Editor’s note: Eilhys England contributed to this column.
I doubt if there’s one serving general or admiral who as a young officer wasn’t ripped off by one of the oldest military scams going: The sting that kicks in whenever a warrior clears post or base quarters and needs to pass inspection quick smart.
Even though the brass could stop this decades-old racket still going down at almost every U.S. military installation in less than a drill-sergeant minute, they haven’t. The probable reason: CRS (can’t remember “squat”) syndrome, an institutional disease endemic to the upper ranks.
If the brass can’t remember the hard lessons of the Vietnam War, with its many scary parallels to our bloody quagmire in Iraq, because of institutional Alzheimer’s, why wouldn’t CRS apply to quarters’ inspections as well?

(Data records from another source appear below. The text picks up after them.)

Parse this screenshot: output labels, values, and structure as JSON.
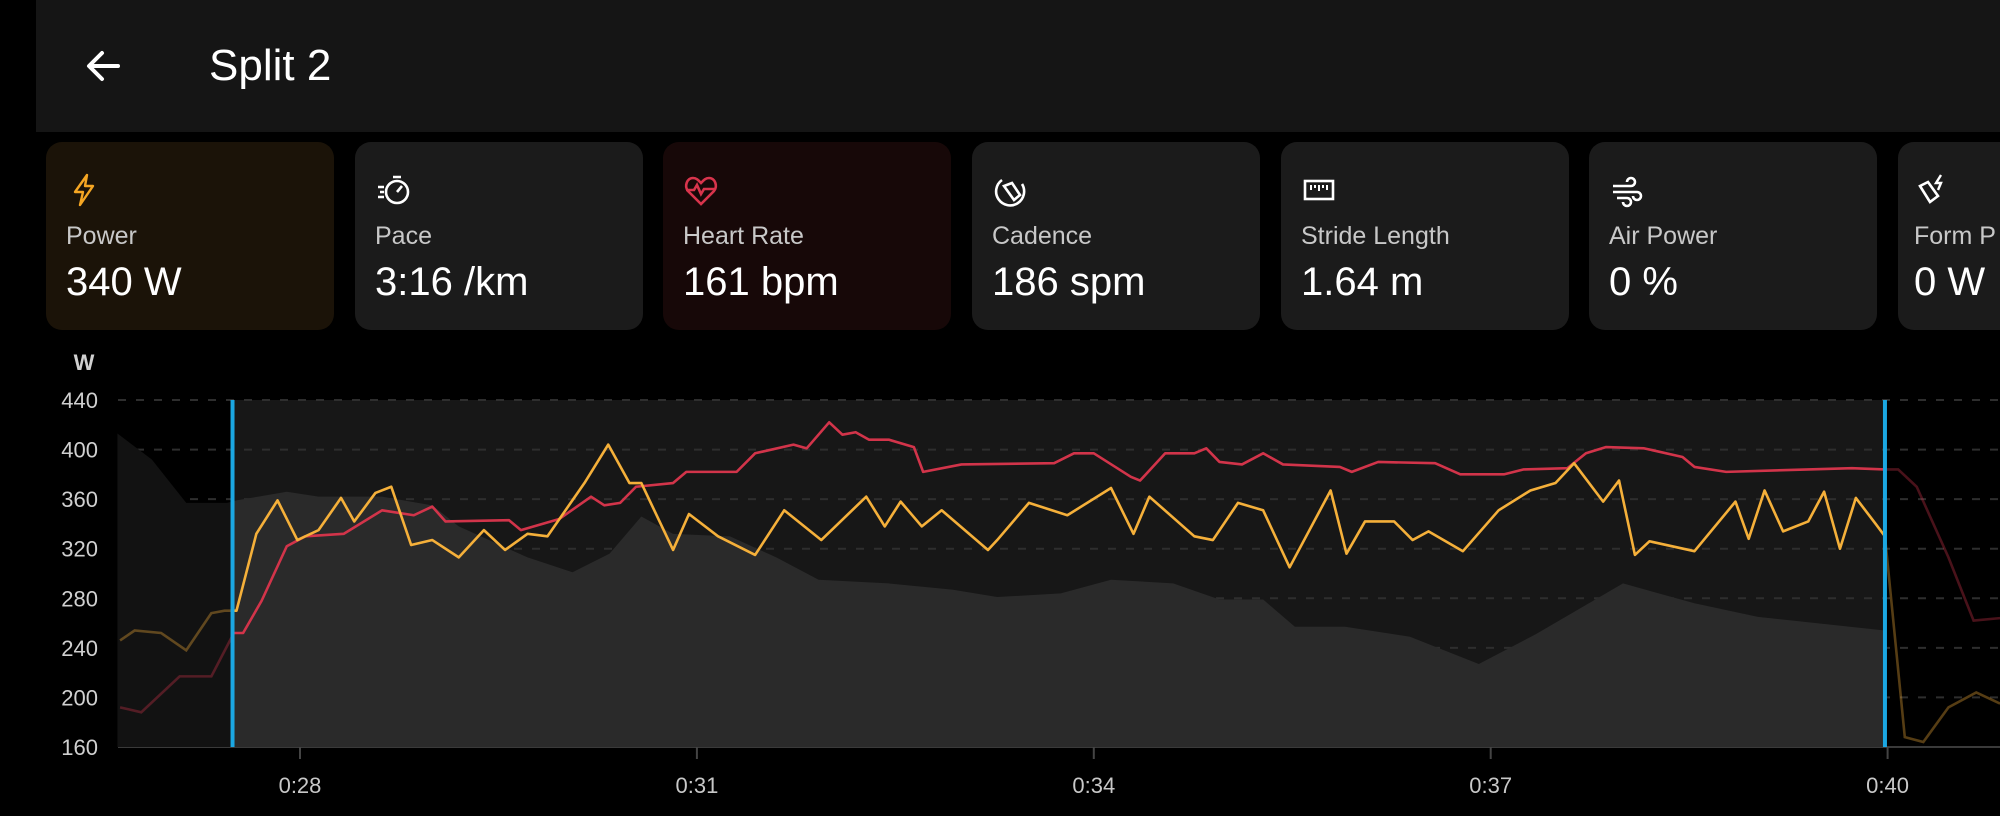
{
  "header": {
    "title": "Split 2",
    "back_icon": "arrow-left-icon"
  },
  "metrics": [
    {
      "label": "Power",
      "value": "340 W",
      "icon": "lightning-icon",
      "color": "#f5a623"
    },
    {
      "label": "Pace",
      "value": "3:16 /km",
      "icon": "stopwatch-icon",
      "color": "#ffffff"
    },
    {
      "label": "Heart Rate",
      "value": "161 bpm",
      "icon": "heart-pulse-icon",
      "color": "#d8344c"
    },
    {
      "label": "Cadence",
      "value": "186 spm",
      "icon": "shoe-cycle-icon",
      "color": "#ffffff"
    },
    {
      "label": "Stride Length",
      "value": "1.64 m",
      "icon": "ruler-icon",
      "color": "#ffffff"
    },
    {
      "label": "Air Power",
      "value": "0 %",
      "icon": "wind-icon",
      "color": "#ffffff"
    },
    {
      "label": "Form P",
      "value": "0 W",
      "icon": "shoe-lightning-icon",
      "color": "#ffffff"
    }
  ],
  "chart_data": {
    "type": "line",
    "ylabel": "W",
    "ylim": [
      160,
      440
    ],
    "yticks": [
      440,
      400,
      360,
      320,
      280,
      240,
      200,
      160
    ],
    "xlim": [
      26.62,
      40.85
    ],
    "xticks": [
      {
        "value": 28,
        "label": "0:28"
      },
      {
        "value": 31,
        "label": "0:31"
      },
      {
        "value": 34,
        "label": "0:34"
      },
      {
        "value": 37,
        "label": "0:37"
      },
      {
        "value": 40,
        "label": "0:40"
      }
    ],
    "grid": true,
    "selection": [
      27.49,
      39.98
    ],
    "colors": {
      "power": "#f5b03a",
      "heart_rate": "#d2344a",
      "area": "#2a2a2a",
      "selection": "#1ba7e2"
    },
    "series": [
      {
        "key": "power",
        "points": [
          [
            26.64,
            246
          ],
          [
            26.75,
            254
          ],
          [
            26.95,
            252
          ],
          [
            27.14,
            238
          ],
          [
            27.33,
            268
          ],
          [
            27.43,
            270
          ],
          [
            27.52,
            270
          ],
          [
            27.67,
            332
          ],
          [
            27.83,
            359
          ],
          [
            27.98,
            327
          ],
          [
            28.14,
            335
          ],
          [
            28.31,
            361
          ],
          [
            28.41,
            342
          ],
          [
            28.57,
            365
          ],
          [
            28.69,
            370
          ],
          [
            28.84,
            323
          ],
          [
            29.0,
            327
          ],
          [
            29.2,
            313
          ],
          [
            29.39,
            335
          ],
          [
            29.55,
            319
          ],
          [
            29.72,
            332
          ],
          [
            29.87,
            330
          ],
          [
            30.15,
            373
          ],
          [
            30.33,
            404
          ],
          [
            30.49,
            373
          ],
          [
            30.58,
            373
          ],
          [
            30.82,
            319
          ],
          [
            30.94,
            348
          ],
          [
            31.16,
            330
          ],
          [
            31.44,
            315
          ],
          [
            31.66,
            351
          ],
          [
            31.94,
            327
          ],
          [
            32.28,
            362
          ],
          [
            32.42,
            338
          ],
          [
            32.54,
            358
          ],
          [
            32.7,
            338
          ],
          [
            32.85,
            351
          ],
          [
            33.2,
            319
          ],
          [
            33.27,
            327
          ],
          [
            33.51,
            357
          ],
          [
            33.8,
            347
          ],
          [
            34.13,
            369
          ],
          [
            34.3,
            332
          ],
          [
            34.42,
            362
          ],
          [
            34.76,
            330
          ],
          [
            34.9,
            327
          ],
          [
            35.09,
            357
          ],
          [
            35.28,
            351
          ],
          [
            35.48,
            305
          ],
          [
            35.79,
            367
          ],
          [
            35.91,
            316
          ],
          [
            36.05,
            342
          ],
          [
            36.27,
            342
          ],
          [
            36.41,
            327
          ],
          [
            36.53,
            334
          ],
          [
            36.79,
            318
          ],
          [
            37.06,
            351
          ],
          [
            37.3,
            367
          ],
          [
            37.49,
            373
          ],
          [
            37.63,
            389
          ],
          [
            37.85,
            358
          ],
          [
            37.97,
            375
          ],
          [
            38.09,
            315
          ],
          [
            38.2,
            326
          ],
          [
            38.54,
            318
          ],
          [
            38.85,
            358
          ],
          [
            38.95,
            328
          ],
          [
            39.07,
            367
          ],
          [
            39.21,
            334
          ],
          [
            39.4,
            342
          ],
          [
            39.52,
            366
          ],
          [
            39.64,
            320
          ],
          [
            39.76,
            361
          ],
          [
            39.91,
            340
          ],
          [
            39.98,
            330
          ],
          [
            40.13,
            168
          ],
          [
            40.27,
            164
          ],
          [
            40.46,
            192
          ],
          [
            40.67,
            204
          ],
          [
            40.85,
            195
          ]
        ]
      },
      {
        "key": "heart_rate",
        "points": [
          [
            26.64,
            192
          ],
          [
            26.8,
            188
          ],
          [
            27.09,
            217
          ],
          [
            27.33,
            217
          ],
          [
            27.5,
            252
          ],
          [
            27.57,
            252
          ],
          [
            27.71,
            278
          ],
          [
            27.9,
            322
          ],
          [
            28.04,
            330
          ],
          [
            28.33,
            332
          ],
          [
            28.62,
            351
          ],
          [
            28.86,
            347
          ],
          [
            29.0,
            354
          ],
          [
            29.1,
            342
          ],
          [
            29.58,
            343
          ],
          [
            29.67,
            335
          ],
          [
            29.96,
            344
          ],
          [
            30.2,
            362
          ],
          [
            30.3,
            355
          ],
          [
            30.42,
            357
          ],
          [
            30.54,
            370
          ],
          [
            30.82,
            373
          ],
          [
            30.92,
            382
          ],
          [
            31.3,
            382
          ],
          [
            31.44,
            397
          ],
          [
            31.73,
            404
          ],
          [
            31.83,
            401
          ],
          [
            32.0,
            422
          ],
          [
            32.1,
            412
          ],
          [
            32.2,
            414
          ],
          [
            32.3,
            408
          ],
          [
            32.45,
            408
          ],
          [
            32.64,
            402
          ],
          [
            32.71,
            382
          ],
          [
            33.0,
            388
          ],
          [
            33.7,
            389
          ],
          [
            33.85,
            397
          ],
          [
            34.0,
            397
          ],
          [
            34.28,
            378
          ],
          [
            34.35,
            375
          ],
          [
            34.54,
            397
          ],
          [
            34.76,
            397
          ],
          [
            34.85,
            401
          ],
          [
            34.95,
            390
          ],
          [
            35.12,
            388
          ],
          [
            35.28,
            397
          ],
          [
            35.43,
            388
          ],
          [
            35.86,
            386
          ],
          [
            35.95,
            382
          ],
          [
            36.15,
            390
          ],
          [
            36.58,
            389
          ],
          [
            36.77,
            380
          ],
          [
            37.1,
            380
          ],
          [
            37.25,
            384
          ],
          [
            37.58,
            385
          ],
          [
            37.72,
            397
          ],
          [
            37.87,
            402
          ],
          [
            38.16,
            401
          ],
          [
            38.45,
            394
          ],
          [
            38.54,
            386
          ],
          [
            38.78,
            382
          ],
          [
            39.73,
            385
          ],
          [
            39.98,
            384
          ],
          [
            40.08,
            384
          ],
          [
            40.22,
            370
          ],
          [
            40.46,
            313
          ],
          [
            40.65,
            262
          ],
          [
            40.85,
            264
          ]
        ]
      },
      {
        "key": "area",
        "points": [
          [
            26.62,
            413
          ],
          [
            26.88,
            392
          ],
          [
            27.14,
            357
          ],
          [
            27.45,
            357
          ],
          [
            27.52,
            359
          ],
          [
            27.9,
            366
          ],
          [
            28.14,
            362
          ],
          [
            28.62,
            362
          ],
          [
            29.0,
            355
          ],
          [
            29.2,
            338
          ],
          [
            29.72,
            313
          ],
          [
            30.06,
            301
          ],
          [
            30.34,
            316
          ],
          [
            30.58,
            346
          ],
          [
            30.82,
            332
          ],
          [
            31.25,
            330
          ],
          [
            31.6,
            313
          ],
          [
            31.92,
            295
          ],
          [
            32.45,
            292
          ],
          [
            32.93,
            287
          ],
          [
            33.27,
            281
          ],
          [
            33.75,
            284
          ],
          [
            34.13,
            295
          ],
          [
            34.6,
            292
          ],
          [
            34.95,
            279
          ],
          [
            35.28,
            279
          ],
          [
            35.52,
            257
          ],
          [
            35.9,
            257
          ],
          [
            36.39,
            249
          ],
          [
            36.91,
            227
          ],
          [
            37.34,
            251
          ],
          [
            38.0,
            292
          ],
          [
            38.54,
            276
          ],
          [
            39.02,
            265
          ],
          [
            39.98,
            254
          ]
        ]
      }
    ]
  }
}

Retired Army Maj. John D. Storer explains how the sorry scheme works:
You could try to clear your quarters yourself, even though you’d never pass when the Housing Inspector came, or you could use a list provided by the housing office of “approved” housecleaners who “guaranteed” you’d pass first time. The fee to these cleaning services was anywhere from 250 to 500 bucks, and there was always a link between one of the inspectors and a housecleaning company.
Because the standards of “clean” are grossly skewed – very low for the cleaning teams vs. old-Army-first-sergeant high for everyone else – service members are forced to use the post’s or base’s preferred cleaning team. No amount of do-it-yourself scrubbing will pass the housing inspector’s crooked white-glove inspection.
Retired Army Lt. Col. Jack Kingston, who was victimized by this extortion for 30 years, says:
Inspection-failing gigs were: grease or dirt on/under the stovetop, oven grill, air filters, exhaust fans and stained rugs.
Frequently the inspectors’ relatives or friends were part of the for-hire cleaning team. Every time the good wife and I tried to clean it ourselves, it was an absolute no-go.
A Navy wife named Betsy, who understandably asks to remain anonymous, says:
The inspector always goes through our homes with a fine-toothed comb, even using a urine-o-meter. Yup, they actually have invented such a thing, and if the alarm goes off on one small spot … the entire carpet must be replaced!
A neighbor brought over a puppy two years prior, and the little thing piddled on our carpet … We were told that the entire downstairs carpet had to be replaced at a cost of $800! I argued over the unreasonableness of this … The small patch, which was no longer visible, could easily be replaced … and the carpet was not worth $800 even when new. The inspector said she knew of a contractor who would do the job for $650 … and of another contractor who would install a new dishwasher because of one small rust stain … for $500 … and for $350, a landscaper would replace my entire backyard lawn because of a spot that was bare – much of the base’s soil is alkali-laden and hard to grow grass in.
I refused to go along with this “kickback” game … I stated that I wanted the old carpet and would replace it myself, as well as the small patch of lawn … and scrubbed off the offending rust stain in front of the inspector. I then asked her for her superior’s name … She backed off quickly, gave me an A-plus passing … and that was the end of that.
I’m older than many of the wives … and I’ve heard many a horror story about the thousands of dollars some of these young enlisted kids are forced to pay … and they do so without reporting it for fear of harming their career. We are all told that if the house is not up to specs, at any given time, not just when we move out, that our husbands will be brought before their chief, and a “black mark” will be on their permanent record. Over a rust stain? Hmmm.
Former Marine base-housing inspector Thomas Calabrese says, “Criminal misconduct by base-housing officials was rampant during my day, and our leaders knew about it and did nothing to prevent it.”
It’s time the top brass deep-sixed their CRS and stopped the cleaning cabal from cleaning out our service personnel’s already-thin wallets with this shameful scheme. Maybe officers, captain or higher, can afford the payoff. But as Maj. Storer says, “Joe Tentpeg can’t.”